Homélie du Dimanche 18 juillet 2021 – 16ème Semaine du Temps Ordinaire – Année B

Par le Frère Jean

Le texte de cette homélie n’a pas été relu par le prédicateur. Le style oral a été conservé.

 

Chers frères et sœurs

Quand au procès de Jésus, Caïphe dit aux pharisiens : « qu’il vaut mieux qu’un seul homme meure pour le peuple et que l’ensemble de la nation ne périsse pas », St Jean l’évangéliste commente en disant que cette parole de Caïphe était prophétique, car : « si Jésus allait mourir pour la nation, c’était afin de rassembler dans l’unité les enfants de Dieu dispersés ». Rassembler dans l’unité.

Cette parole est toujours d’actualité. C’est d’ailleurs la mission essentielle de l’Église. Comme le dit le Concile Vatican II : « L’Église, signe et instrument de l’union intime avec Dieu, et de l’unité de tout le genre humain ».

La Parole de Dieu de la Messe de ce jour, employant l’image du pasteur ou du berger, nous dit et nous redit, que le désir de Dieu, manifesté par l’envoi de son Fils parmi les hommes, est de rassembler le genre humain dans l’unité.

L’unité du genre humain : qui n’est pas de l’ordre de l’uniformité mais de la complémentarité. On peut le voir lorsque Dieu créée l’homme dans le Livre de la Genèse : « Homme et femme, Il les créa » : la différence en vue de la communion. Le péché disperse ; l’Esprit Saint, lui, rassemble.

L’unité voulue par Dieu, s’oppose à la dispersion ; la communion à l’auto-centrisme. La Lettre aux Éphésiens que nous venons d’entendre, nous l’a dit : « Il voulait ainsi par sa mort, rassembler les uns et les autres pour créer en Lui, un seul Homme nouveau ».

Parce que l’homme est créé à l’image et à la ressemblance d’un Dieu en qui l’unité joue avec l’altérité, où la communion entre les personnes n’altère en rien l’unité divine. L’homme, image de Dieu, est créé homme et femme ; et tout dans l’univers, du plus grand au plus petit, du macrocosme au microcosme, est marqué par cette altérité.
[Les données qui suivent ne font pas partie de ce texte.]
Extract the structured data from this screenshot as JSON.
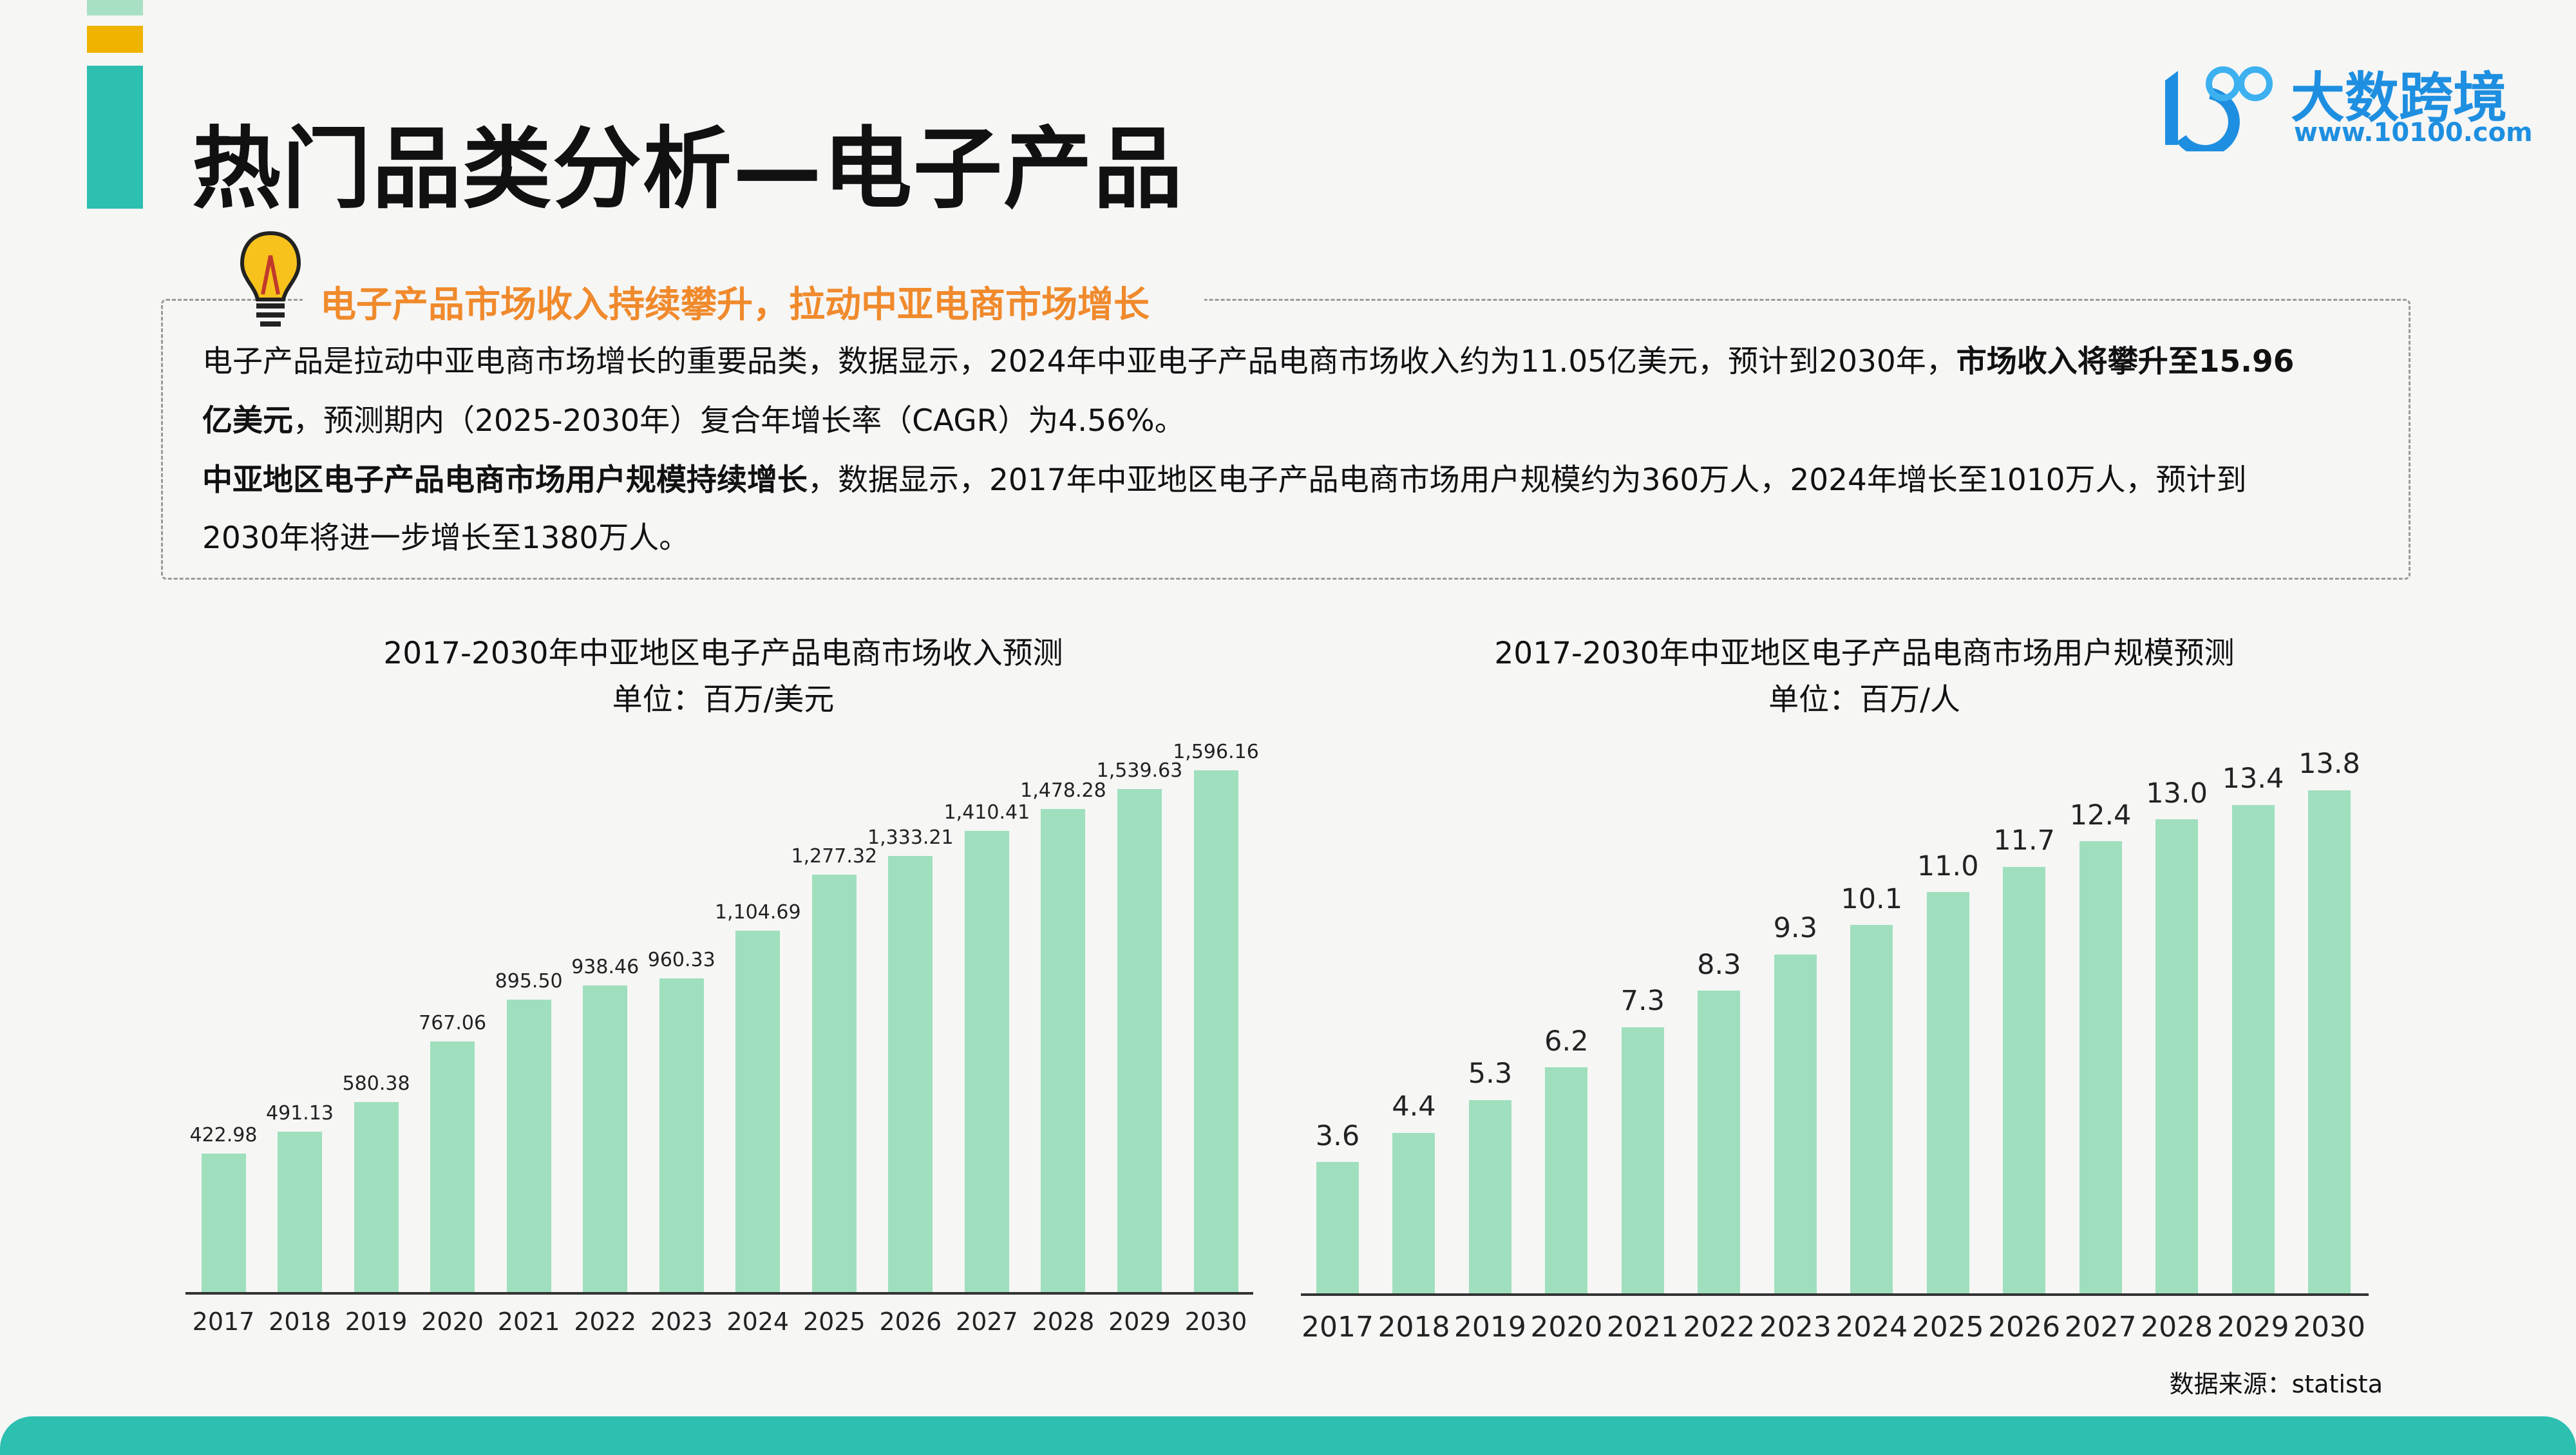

On range ce qui est semblable, on unit ce qui diffère.

Les cathédrales tiennent par opposition entre les deux moitiés de l’ogive. Qu’un étrange consensus les fasse pousser dans le même sens, et la cathédrale nous tombe sur la tête… on en sait quelque chose à l’abbaye de Sénanque.
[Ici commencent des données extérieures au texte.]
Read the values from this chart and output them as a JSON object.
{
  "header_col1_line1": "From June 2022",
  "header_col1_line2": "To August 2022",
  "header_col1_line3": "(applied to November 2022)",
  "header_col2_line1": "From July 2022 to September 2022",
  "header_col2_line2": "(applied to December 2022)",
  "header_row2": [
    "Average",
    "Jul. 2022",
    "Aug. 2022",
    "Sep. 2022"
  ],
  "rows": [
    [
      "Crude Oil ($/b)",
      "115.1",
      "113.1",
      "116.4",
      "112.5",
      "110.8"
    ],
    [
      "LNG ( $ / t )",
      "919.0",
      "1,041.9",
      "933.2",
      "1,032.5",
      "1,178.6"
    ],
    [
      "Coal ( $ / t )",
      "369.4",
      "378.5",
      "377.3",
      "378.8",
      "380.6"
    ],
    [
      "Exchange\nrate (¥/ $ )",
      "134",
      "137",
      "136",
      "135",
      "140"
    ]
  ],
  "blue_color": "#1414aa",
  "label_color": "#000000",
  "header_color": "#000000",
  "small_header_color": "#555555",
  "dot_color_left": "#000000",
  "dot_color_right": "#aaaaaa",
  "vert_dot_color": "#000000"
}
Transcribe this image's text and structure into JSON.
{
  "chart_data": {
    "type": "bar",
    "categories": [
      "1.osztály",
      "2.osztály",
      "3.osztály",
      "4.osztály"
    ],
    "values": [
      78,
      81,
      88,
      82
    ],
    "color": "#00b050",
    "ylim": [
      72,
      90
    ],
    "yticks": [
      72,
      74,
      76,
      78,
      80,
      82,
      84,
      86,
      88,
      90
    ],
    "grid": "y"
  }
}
S’il y a consensus entre les deux arcs, c’est pour monter vers le ciel en s’appuyant l’un sur l’autre par opposition. Dans l’Église, frères et sœurs, dans nos familles humaines et spirituelles, au niveau des moyens, l’unité jaillit du fondement des diversités. Ô bienheureuse diversité lorsqu’elle est facteur d’unité !

La Tour de Babel n’était pas selon le projet de Dieu parce qu’elle voulait établir un édifice montant vers Dieu, fruit du seul effort de l’homme.

L’unité du genre humain, au contraire, nous la recevons de Dieu. Nous ne la fabriquons pas ! C’est pourquoi la figure du pasteur employée dans le prophète Ézéchiel, aujourd’hui, et dans de nombreux passages de l’Ancien Testament, est reprise par Jésus lui-même : « Je suis le Bon pasteur ».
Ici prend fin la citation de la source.